D

dzzmiller

Enthusiast
New TV (LG C9) and a Denon X3600H with a Atmos 7.1.4 setup. Can I connect my sources physically to the TV, feed the reciever optical out from the TV and still retain Atmos? My sources are AppleTV and Xbox.

In the past I ran my sources through the reciever first. Is there still any advantage to the reciever first setup? Thanks.
 
everettT

everettT

Audioholic Spartan
New TV (LG C9) and a Denon X3600H with a Atmos 7.1.4 setup. Can I connect my sources physically to the TV, feed the reciever optical out from the TV and still retain Atmos? My sources are AppleTV and Xbox.

In the past I ran my sources through the reciever first. Is there still any advantage to the reciever first setup? Thanks.
Not with optical, has to be HDMI eARC and the latest update was supposed to allow for it. Confirm with LG that it is in fact available now. All HD audio has to be via HDMI.
 
William Lemmerhirt

William Lemmerhirt

Audioholic Overlord
I would just go through the receiver. And Everett is correct.
 
BMXTRIX

BMXTRIX

Audioholic Warlord
There is ALWAYS an advantage to a receiver first setup. eARC may work fairly well... Even REALLY well. But, not perfectly. At some point you will turn on your TV and it will turn on your receiver when you don't want it to. Or, it will turn something off unexpectedly. It will switch inputs when you don't want it to. This is the lie of HDMI-CEC control that goes along with ARC.

If you just plug everything into all those HDMI inputs that you bought with your A/V receiver, then you just leave your TV on a single input and call it a day.
 
D

dzzmiller

Enthusiast
There is ALWAYS an advantage to a receiver first setup. eARC may work fairly well... Even REALLY well.
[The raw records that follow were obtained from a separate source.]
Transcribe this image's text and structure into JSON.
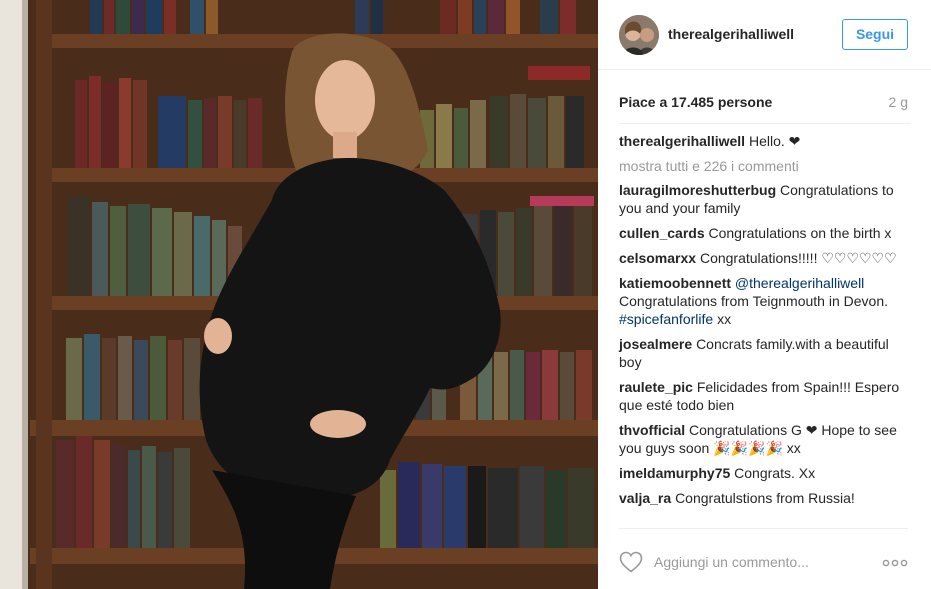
{
  "post": {
    "author": "therealgerihalliwell",
    "follow_label": "Segui",
    "likes_text": "Piace a 17.485 persone",
    "time_text": "2 g"
  },
  "caption": {
    "user": "therealgerihalliwell",
    "text": "Hello. ❤"
  },
  "show_all_comments": "mostra tutti e 226 i commenti",
  "comments": [
    {
      "user": "lauragilmoreshutterbug",
      "text": "Congratulations to you and your family"
    },
    {
      "user": "cullen_cards",
      "text": "Congratulations on the birth x"
    },
    {
      "user": "celsomarxx",
      "text": "Congratulations!!!!! ♡♡♡♡♡♡"
    },
    {
      "user": "katiemoobennett",
      "mention": "@therealgerihalliwell",
      "text": "Congratulations from Teignmouth in Devon.",
      "hashtag": "#spicefanforlife",
      "suffix": "xx"
    },
    {
      "user": "josealmere",
      "text": "Concrats family.with a beautiful boy"
    },
    {
      "user": "raulete_pic",
      "text": "Felicidades from Spain!!! Espero que esté todo bien"
    },
    {
      "user": "thvofficial",
      "text": "Congratulations G ❤ Hope to see you guys soon 🎉🎉🎉🎉 xx"
    },
    {
      "user": "imeldamurphy75",
      "text": "Congrats. Xx"
    },
    {
      "user": "valja_ra",
      "text": "Congratulstions from Russia!"
    }
  ],
  "footer": {
    "add_comment_placeholder": "Aggiungi un commento..."
  },
  "icons": {
    "like": "heart-outline-icon",
    "more": "more-options-icon"
  },
  "colors": {
    "accent": "#3897f0",
    "link": "#003569",
    "muted": "#999999",
    "text": "#262626"
  }
}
But, not perfectly. At some point you will turn on your TV and it will turn on your receiver when you don't want it to. Or, it will turn something off unexpectedly. It will switch inputs when you don't want it to. This is the lie of HDMI-CEC control that goes along with ARC.
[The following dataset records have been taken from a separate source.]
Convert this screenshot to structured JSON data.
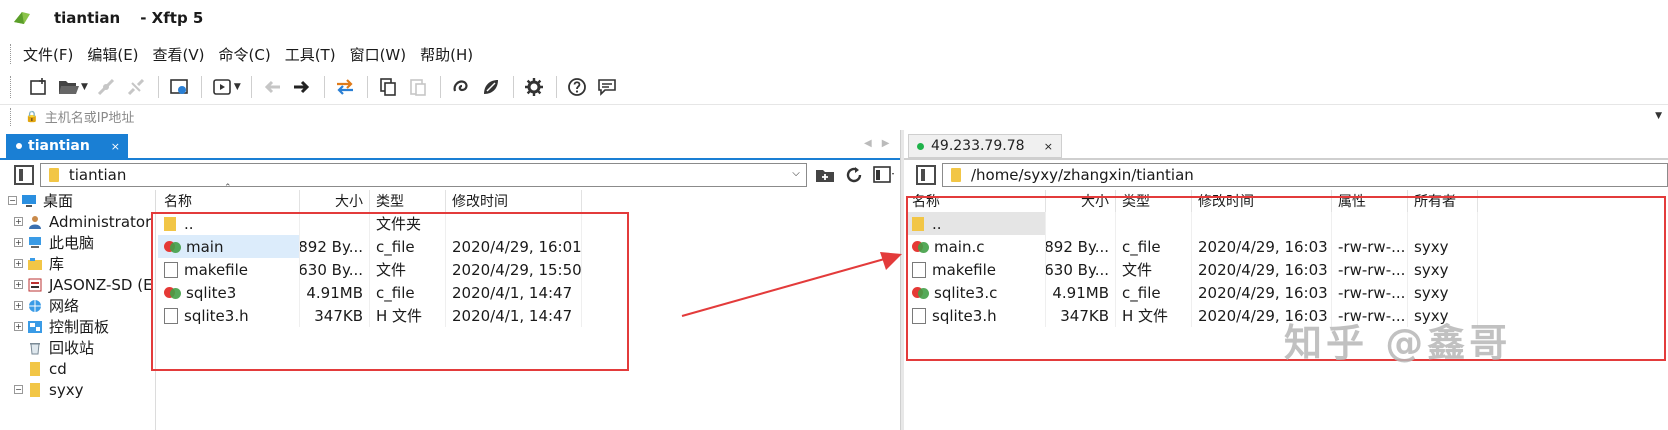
{
  "window": {
    "title": "tiantian",
    "app_name": "- Xftp 5"
  },
  "menu": [
    "文件(F)",
    "编辑(E)",
    "查看(V)",
    "命令(C)",
    "工具(T)",
    "窗口(W)",
    "帮助(H)"
  ],
  "address": {
    "placeholder": "主机名或IP地址"
  },
  "tabs": {
    "local": {
      "label": "tiantian",
      "close": "×"
    },
    "remote": {
      "label": "49.233.79.78",
      "close": "×"
    }
  },
  "local": {
    "path": "tiantian",
    "tree": [
      {
        "label": "桌面",
        "expander": "−",
        "icon": "desktop-icon"
      },
      {
        "label": "Administrator",
        "expander": "+",
        "icon": "user-icon"
      },
      {
        "label": "此电脑",
        "expander": "+",
        "icon": "computer-icon"
      },
      {
        "label": "库",
        "expander": "+",
        "icon": "library-icon"
      },
      {
        "label": "JASONZ-SD (E",
        "expander": "+",
        "icon": "sd-card-icon"
      },
      {
        "label": "网络",
        "expander": "+",
        "icon": "network-icon"
      },
      {
        "label": "控制面板",
        "expander": "+",
        "icon": "control-panel-icon"
      },
      {
        "label": "回收站",
        "expander": "",
        "icon": "recycle-bin-icon"
      },
      {
        "label": "cd",
        "expander": "",
        "icon": "folder-icon"
      },
      {
        "label": "syxy",
        "expander": "−",
        "icon": "folder-icon"
      }
    ],
    "columns": {
      "name": "名称",
      "size": "大小",
      "type": "类型",
      "modified": "修改时间"
    },
    "rows": [
      {
        "name": "..",
        "size": "",
        "type": "文件夹",
        "modified": "",
        "icon": "folder"
      },
      {
        "name": "main",
        "size": "892 By...",
        "type": "c_file",
        "modified": "2020/4/29, 16:01",
        "icon": "exe"
      },
      {
        "name": "makefile",
        "size": "630 By...",
        "type": "文件",
        "modified": "2020/4/29, 15:50",
        "icon": "file"
      },
      {
        "name": "sqlite3",
        "size": "4.91MB",
        "type": "c_file",
        "modified": "2020/4/1, 14:47",
        "icon": "exe"
      },
      {
        "name": "sqlite3.h",
        "size": "347KB",
        "type": "H 文件",
        "modified": "2020/4/1, 14:47",
        "icon": "file"
      }
    ]
  },
  "remote": {
    "path": "/home/syxy/zhangxin/tiantian",
    "columns": {
      "name": "名称",
      "size": "大小",
      "type": "类型",
      "modified": "修改时间",
      "attr": "属性",
      "owner": "所有者"
    },
    "rows": [
      {
        "name": "..",
        "size": "",
        "type": "",
        "modified": "",
        "attr": "",
        "owner": "",
        "icon": "folder"
      },
      {
        "name": "main.c",
        "size": "892 By...",
        "type": "c_file",
        "modified": "2020/4/29, 16:03",
        "attr": "-rw-rw-...",
        "owner": "syxy",
        "icon": "exe"
      },
      {
        "name": "makefile",
        "size": "630 By...",
        "type": "文件",
        "modified": "2020/4/29, 16:03",
        "attr": "-rw-rw-...",
        "owner": "syxy",
        "icon": "file"
      },
      {
        "name": "sqlite3.c",
        "size": "4.91MB",
        "type": "c_file",
        "modified": "2020/4/29, 16:03",
        "attr": "-rw-rw-...",
        "owner": "syxy",
        "icon": "exe"
      },
      {
        "name": "sqlite3.h",
        "size": "347KB",
        "type": "H 文件",
        "modified": "2020/4/29, 16:03",
        "attr": "-rw-rw-...",
        "owner": "syxy",
        "icon": "file"
      }
    ]
  },
  "watermark": "知乎 @鑫哥",
  "colors": {
    "accent": "#1a7fd4",
    "annotation": "#e33b3b",
    "connected": "#1fb24a"
  }
}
If you just plug everything into all those HDMI inputs that you bought with your A/V receiver, then you just leave your TV on a single input and call it a day.
I find that CEC control can be turned off without a problem while retaining the eARC feed.

I'm unclear at this point how well the TV feeds Atmos to the receiver, which may become the deciding factor. I will probably end up running netflix and Amazon Prime Video on the TV, and plugging everything else into the receiver.

When Playstation Vue dies at the end of the month I'm going back to a comcast cable box, so that may further complicate matters.
 
everettT

everettT

Audioholic Spartan
I find that CEC control can be turned off without a problem while retaining the eARC feed.

I'm unclear at this point how well the TV feeds Atmos to the receiver, which may become the deciding factor. I will probably end up running netflix and Amazon Prime Video on the TV, and plugging everything else into the receiver.

When Playstation Vue dies at the end of the month I'm going back to a comcast cable box, so that may further complicate matters.
I'd just buy a steaming media player and leave the TV as a monitor.